There's many things to take into account when choosing which size for your experiment. Practical significance level, statistical significance level, sensitivity, metric, cohort, population will result in different variability.
Variability and the duration of your metric. Suppose you want to run an experiment that will affect global user. Running experiment worldwide is time consuming since you observe a lot of users. What you want to do is take subset of population, doing cohort for example. Choosing this will give you much smaller size and different variability. But it will give you some intuituion whether your experiment is actually have an effect.
Suppose you know that from video latency example in previous blog, what you're really want is people with 90th percentile, that is people with slower internet connection. And because you want to have immediate feedback, you cohort based on users that last activity seen in 2 month. This experiment could give you decision whether you want to continue for worldwide experiment.

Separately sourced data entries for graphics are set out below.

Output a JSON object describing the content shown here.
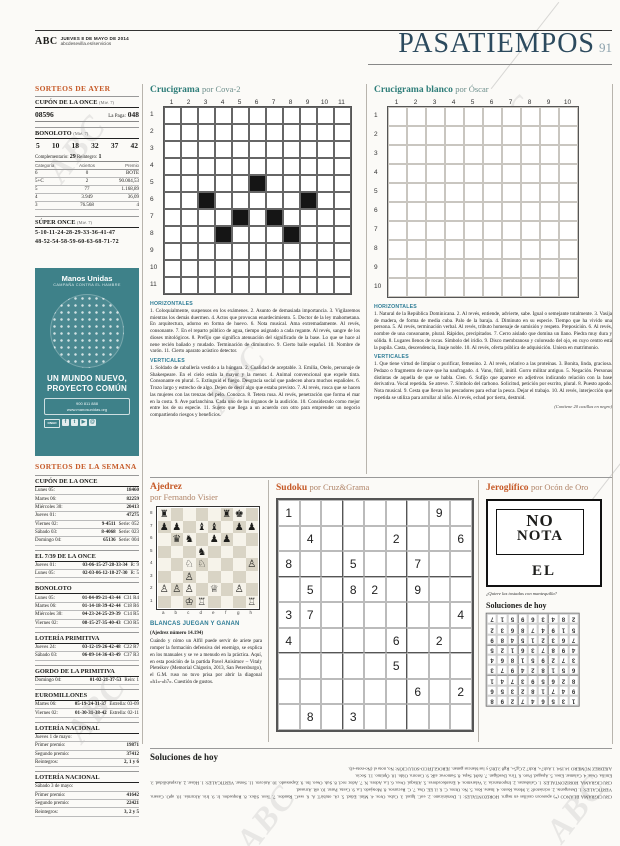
{
  "masthead": {
    "brand": "ABC",
    "date_line": "JUEVES 8 DE MAYO DE 2014",
    "site_line": "abcdesevilla.es/servicios",
    "section_title": "PASATIEMPOS",
    "page_number": "91"
  },
  "watermark_text": "ABC",
  "colors": {
    "accent_orange": "#c65a28",
    "accent_teal": "#2e7d79",
    "clue_blue": "#2f7d96",
    "ad_teal": "#3e8189",
    "masthead_blue": "#2c4a5e"
  },
  "sorteos_ayer": {
    "heading": "SORTEOS DE AYER",
    "cupon": {
      "title": "CUPÓN DE LA ONCE",
      "day": "(Mié. 7)",
      "number": "08596",
      "paga_label": "La Paga:",
      "paga_value": "048"
    },
    "bonoloto": {
      "title": "BONOLOTO",
      "day": "(Mié. 7)",
      "numbers": [
        "5",
        "10",
        "18",
        "32",
        "37",
        "42"
      ],
      "comp_label": "Complementario:",
      "comp_value": "29",
      "reint_label": "Reintegro:",
      "reint_value": "1",
      "table_headers": [
        "Categoría",
        "Aciertos",
        "Premio"
      ],
      "table_rows": [
        [
          "6",
          "0",
          "BOTE"
        ],
        [
          "5+C",
          "2",
          "90.004,53"
        ],
        [
          "5",
          "77",
          "1.168,89"
        ],
        [
          "4",
          "3.949",
          "36,09"
        ],
        [
          "3",
          "76.568",
          "4"
        ]
      ]
    },
    "super_once": {
      "title": "SÚPER ONCE",
      "day": "(Mié. 7)",
      "line1": "5-10-11-24-28-29-33-36-41-47",
      "line2": "48-52-54-58-59-60-63-68-71-72"
    }
  },
  "ad": {
    "brand": "Manos Unidas",
    "campaign": "CAMPAÑA CONTRA EL HAMBRE",
    "headline1": "UN MUNDO NUEVO,",
    "headline2": "PROYECTO COMÚN",
    "contact_line1": "900 811 888",
    "contact_line2": "www.manosunidas.org",
    "social_icons": [
      "ONGD",
      "f",
      "t",
      "▶",
      "@"
    ]
  },
  "sorteos_semana": {
    "heading": "SORTEOS DE LA SEMANA",
    "blocks": [
      {
        "title": "CUPÓN DE LA ONCE",
        "rows": [
          [
            "Lunes 05:",
            "18460",
            ""
          ],
          [
            "Martes 06:",
            "82259",
            ""
          ],
          [
            "Miércoles 30:",
            "20413",
            ""
          ],
          [
            "Jueves 01:",
            "47275",
            ""
          ],
          [
            "Viernes 02:",
            "9-4511",
            "Serie: 052"
          ],
          [
            "Sábado 03:",
            "8-4068",
            "Serie: 023"
          ],
          [
            "Domingo 04:",
            "65136",
            "Serie: 004"
          ]
        ]
      },
      {
        "title": "EL 7/39 DE LA ONCE",
        "rows": [
          [
            "Jueves 01:",
            "03-06-15-27-28-33-34",
            "R: 9"
          ],
          [
            "Lunes 05:",
            "02-03-06-12-18-27-30",
            "R: 5"
          ]
        ]
      },
      {
        "title": "BONOLOTO",
        "rows": [
          [
            "Lunes 05:",
            "01-04-09-21-43-44",
            "C31 R4"
          ],
          [
            "Martes 06:",
            "01-14-18-39-42-44",
            "C18 R6"
          ],
          [
            "Miércoles 30:",
            "04-23-24-25-29-39",
            "C14 R5"
          ],
          [
            "Viernes 02:",
            "08-15-27-35-40-43",
            "C30 R5"
          ]
        ]
      },
      {
        "title": "LOTERÍA PRIMITIVA",
        "rows": [
          [
            "Jueves 24:",
            "03-12-19-26-42-48",
            "C22 R7"
          ],
          [
            "Sábado 03:",
            "06-09-14-36-43-49",
            "C37 R3"
          ]
        ]
      },
      {
        "title": "GORDO DE LA PRIMITIVA",
        "rows": [
          [
            "Domingo 04:",
            "01-02-21-37-53",
            "Rein: 1"
          ]
        ]
      },
      {
        "title": "EUROMILLONES",
        "rows": [
          [
            "Martes 06:",
            "05-19-24-31-37",
            "Estrella: 03-09"
          ],
          [
            "Viernes 02:",
            "01-30-31-38-42",
            "Estrella: 02-11"
          ]
        ]
      },
      {
        "title": "LOTERÍA NACIONAL",
        "subtitle": "Jueves 1 de mayo:",
        "rows": [
          [
            "Primer premio:",
            "19871",
            ""
          ],
          [
            "Segundo premio:",
            "37412",
            ""
          ],
          [
            "Reintegros:",
            "2, 1 y 6",
            ""
          ]
        ]
      },
      {
        "title": "LOTERÍA NACIONAL",
        "subtitle": "Sábado 3 de mayo:",
        "rows": [
          [
            "Primer premio:",
            "41642",
            ""
          ],
          [
            "Segundo premio:",
            "22421",
            ""
          ],
          [
            "Reintegros:",
            "3, 2 y 5",
            ""
          ]
        ]
      }
    ]
  },
  "crucigrama": {
    "title": "Crucigrama",
    "byline": "por Cova-2",
    "size": 11,
    "col_labels": [
      "1",
      "2",
      "3",
      "4",
      "5",
      "6",
      "7",
      "8",
      "9",
      "10",
      "11"
    ],
    "row_labels": [
      "1",
      "2",
      "3",
      "4",
      "5",
      "6",
      "7",
      "8",
      "9",
      "10",
      "11"
    ],
    "black_cells": [
      [
        5,
        6
      ],
      [
        6,
        3
      ],
      [
        6,
        9
      ],
      [
        7,
        5
      ],
      [
        7,
        7
      ],
      [
        8,
        4
      ],
      [
        8,
        8
      ]
    ],
    "horizontales_label": "HORIZONTALES",
    "horizontales": "1. Coloquialmente, suspensos en los exámenes. 2. Asunto de demasiada importancia. 3. Vigilaremos mientras los demás duermen. 4. Actos que provocan enardecimiento. 5. Doctor de la ley mahometana. En arquitectura, adorno en forma de huevo. 6. Nota musical. Ama extremadamente. Al revés, consonante. 7. En el reparto público de agua, tiempo asignado a cada regante. Al revés, sangre de los dioses mitológicos. 8. Prefijo que significa atenuación del significado de la base. Lo que se hace al nene recién bañado y mudado. Terminación de diminutivo. 9. Cierto baile español. 10. Nombre de varón. 11. Cierto aparato acústico detector.",
    "verticales_label": "VERTICALES",
    "verticales": "1. Soldado de caballería vestido a la húngara. 2. Cualidad de aceptable. 3. Emilia, Otelo, personaje de Shakespeare. En el cielo están la mayor y la menor. 4. Animal convencional que expele tinta. Consonante en plural. 5. Extinguid el fuego. Desgracia social que padecen ahora muchos españoles. 6. Trozo largo y estrecho de algo. Dejen de decir algo que estaba previsto. 7. Al revés, rosca que se hacen las mujeres con las trenzas del pelo. Conozca. 8. Tetera rusa. Al revés, penetración que forma el mar en la costa. 9. Ave parlanchina. Cada uno de los órganos de la audición. 10. Considerado como mejor entre los de su especie. 11. Sujeto que llega a un acuerdo con otro para emprender un negocio compartiendo riesgos y beneficios."
  },
  "crucigrama_blanco": {
    "title": "Crucigrama blanco",
    "byline": "por Óscar",
    "size": 10,
    "col_labels": [
      "1",
      "2",
      "3",
      "4",
      "5",
      "6",
      "7",
      "8",
      "9",
      "10"
    ],
    "row_labels": [
      "1",
      "2",
      "3",
      "4",
      "5",
      "6",
      "7",
      "8",
      "9",
      "10"
    ],
    "horizontales_label": "HORIZONTALES",
    "horizontales": "1. Natural de la República Dominicana. 2. Al revés, entiende, advierte, sabe. Igual o semejante totalmente. 3. Vasija de madera, de forma de media cuba. Palo de la baraja. 4. Diminuto en su especie. Tiempo que ha vivido una persona. 5. Al revés, terminación verbal. Al revés, tributo homenaje de sumisión y respeto. Preposición. 6. Al revés, nombre de una consonante, plural. Rápidos, precipitados. 7. Cerro aislado que domina un llano. Piedra muy dura y sólida. 8. Lugares llenos de rocas. Símbolo del iridio. 9. Disco membranoso y coloreado del ojo, en cuyo centro está la pupila. Casta, descendencia, linaje noble. 10. Al revés, oferta pública de adquisición. Uniera en matrimonio.",
    "verticales_label": "VERTICALES",
    "verticales": "1. Que tiene virtud de limpiar o purificar, femenino. 2. Al revés, relativo a las proteínas. 3. Bonita, linda, graciosa. Pedazo o fragmento de nave que ha naufragado. 4. Vano, fútil, inútil. Gorro militar antiguo. 5. Negación. Personas distintas de aquella de que se habla. Cien. 6. Sufijo que aparece en adjetivos indicando relación con la base derivativa. Vocal repetida. Se atreve. 7. Símbolo del carbono. Solicitud, petición por escrito, plural. 8. Puesto apodo. Nota musical. 9. Cesta que llevan los pescadores para echar la pesca. Dejar el trabajo. 10. Al revés, interjección que repetida se utiliza para arrullar al niño. Al revés, echad por tierra, destruid.",
    "footnote": "(Contiene 20 casillas en negro)"
  },
  "ajedrez": {
    "title": "Ajedrez",
    "byline": "por Fernando Visier",
    "board": [
      "r....rk.",
      "pp.bb.pp",
      ".qn.pp..",
      "...n....",
      "..NN...P",
      "..P.....",
      "PPP.Q.P.",
      "..KR...R"
    ],
    "rank_labels": [
      "8",
      "7",
      "6",
      "5",
      "4",
      "3",
      "2",
      "1"
    ],
    "file_labels": [
      "a",
      "b",
      "c",
      "d",
      "e",
      "f",
      "g",
      "h"
    ],
    "caption": "BLANCAS JUEGAN Y GANAN",
    "number": "(Ajedrez número 14.194)",
    "text": "Cuándo y cómo un Alfil puede servir de ariete para romper la formación defensiva del enemigo, se explica en los manuales y se ve a menudo en la práctica. Aquí, en esta posición de la partida Pavel Anisimov – Vitaly Pleteikov (Memorial Chigorin, 2013, San Petersburgo), el G.M. ruso no tuvo prisa por abrir la diagonal «h1»-«h7». Cuestión de gustos."
  },
  "sudoku": {
    "title": "Sudoku",
    "byline": "por Cruz&Grama",
    "givens": [
      "1......9.",
      ".4...2..6",
      "8..5..7..",
      ".5.82.9..",
      "37......4",
      "4....6.2.",
      ".....5...",
      "......6.2",
      ".8.3....."
    ]
  },
  "jeroglifico": {
    "title": "Jeroglífico",
    "byline": "por Ocón de Oro",
    "word1": "NO",
    "word2": "NOTA",
    "word3": "EL",
    "question": "¿Quiere las tostadas con mantequilla?",
    "solutions_heading": "Soluciones de hoy",
    "sudoku_solution": [
      "135647298",
      "947182356",
      "826593741",
      "651824973",
      "372951864",
      "498736125",
      "763215489",
      "519478632",
      "284369517"
    ]
  },
  "soluciones": {
    "heading": "Soluciones de hoy",
    "lines": [
      "CRUCIGRAMA BLANCO (*) aparecen casillas en negro. HORIZONTALES: 1. Dominicano. 2. eaC. Igual. 3. Cuba. Oros. 4. Mini. Edad. 5. rA. otubirT. A. 6. seeC. Raudos. 7. Teso. Sílex. 8. Roquedos. Ir. 9. Iris. Alcurnia. 10. apO. Casara. VERTICALES: 1. Detergente. 2. ocinietorP. 3. Mona. Resto. 4. Inane. Ros. 5. No. Otros. C. 6. il. EE. Osa. 7. C. Recursos. 8. Motejado. La. 9. Cesta. Parar. 10. oR. Arrasad.",
      "CRUCIGRAMA. HORIZONTALES: 1. Calabazas. 2. Importancia. 3. Velaremos. 4. Enardecedores. 5. Alfaquí. Oves. 6. La. Adora. N. 7. Ador. rocI. 8. Sub. Oseo. Ito. 9. Zapateado. 10. Aniceto. 11. Sonar. VERTICALES: 1. Húsar. 2. Aceptabilidad. 3. Emilia. Osas. 4. Calamar. Enes. 5. Apagad. Paro. 6. Tira. Desdigan. 7. ñoM. Sepa. 8. Samovar. aíR. 9. Cotorra. Oído. 10. Óptimo. 11. Socio.",
      "AJEDREZ NÚMERO 14.194. 1.Axh7+, Rxh7 2.Cg5+, Rg8 3.Dh5 y las blancas ganan. JEROGLÍFICO-SOLUCIÓN: No, nota el (No-nota-el)."
    ]
  }
}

When choosing population, we left with two kind of user experiment, inter and intra user. Intra user is like event-based experiments, where it could be same user to the same group. Intra user let same user in control and experiment group. The thing to keep in mind is that you don't want to run the experiments before and after big event, like Christmas. This could be vary greatly.

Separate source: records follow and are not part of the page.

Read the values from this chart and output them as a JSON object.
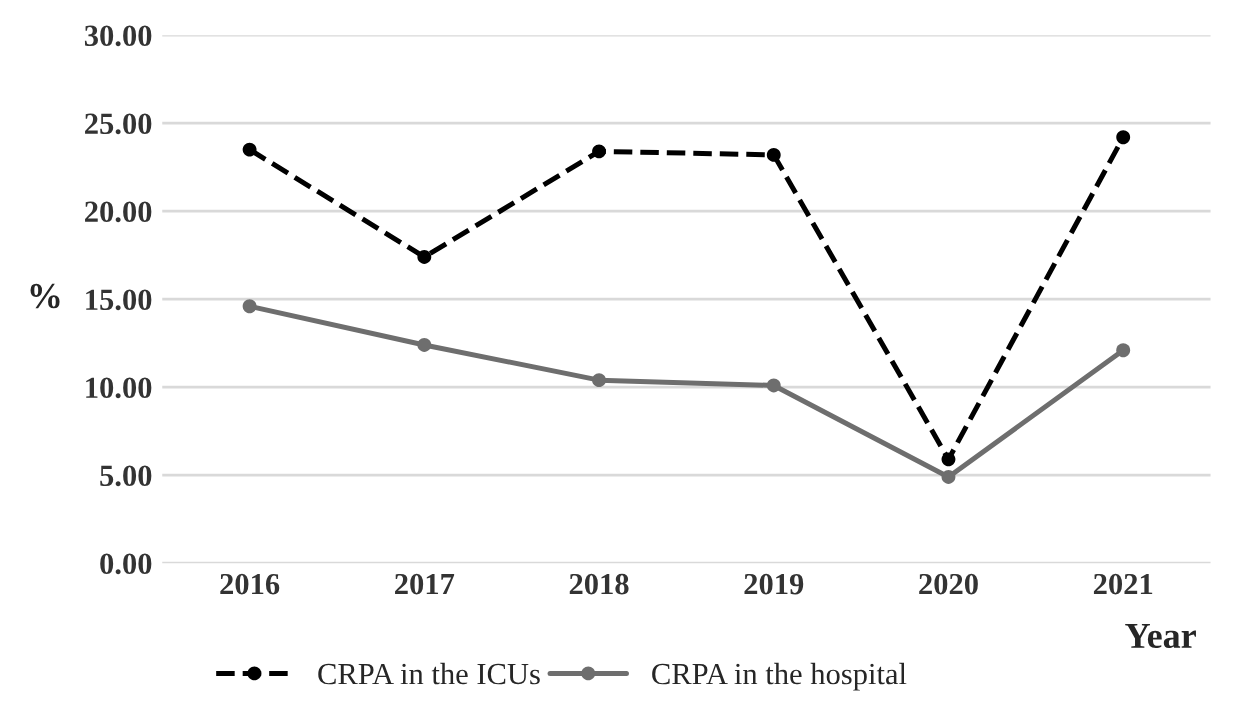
{
  "chart_data": {
    "type": "line",
    "ylabel": "%",
    "xlabel": "Year",
    "categories": [
      "2016",
      "2017",
      "2018",
      "2019",
      "2020",
      "2021"
    ],
    "series": [
      {
        "name": "CRPA in the ICUs",
        "color": "#000000",
        "line_style": "dashed",
        "values": [
          23.5,
          17.4,
          23.4,
          23.2,
          5.9,
          24.2
        ]
      },
      {
        "name": "CRPA in the hospital",
        "color": "#6e6e6e",
        "line_style": "solid",
        "values": [
          14.6,
          12.4,
          10.4,
          10.1,
          4.9,
          12.1
        ]
      }
    ],
    "ylim": [
      0,
      30
    ],
    "yticks": [
      {
        "value": 0,
        "label": "0.00"
      },
      {
        "value": 5,
        "label": "5.00"
      },
      {
        "value": 10,
        "label": "10.00"
      },
      {
        "value": 15,
        "label": "15.00"
      },
      {
        "value": 20,
        "label": "20.00"
      },
      {
        "value": 25,
        "label": "25.00"
      },
      {
        "value": 30,
        "label": "30.00"
      }
    ],
    "grid": "y",
    "legend": "bottom",
    "marker": "circle"
  }
}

The other alternative is inter-user experiments. This would means that different user in both groups. And we also want to keep something like Cohort, or lurking variables. It's the variable that potentially makes bias if we don't divide equal features for both group. Medical experiment usually more sensitive, randomly assign equal of both groups, variables like demographic, gender, age, etc. A/B testing on internet experiments lack of such things. We don't event know whether the participants is real people.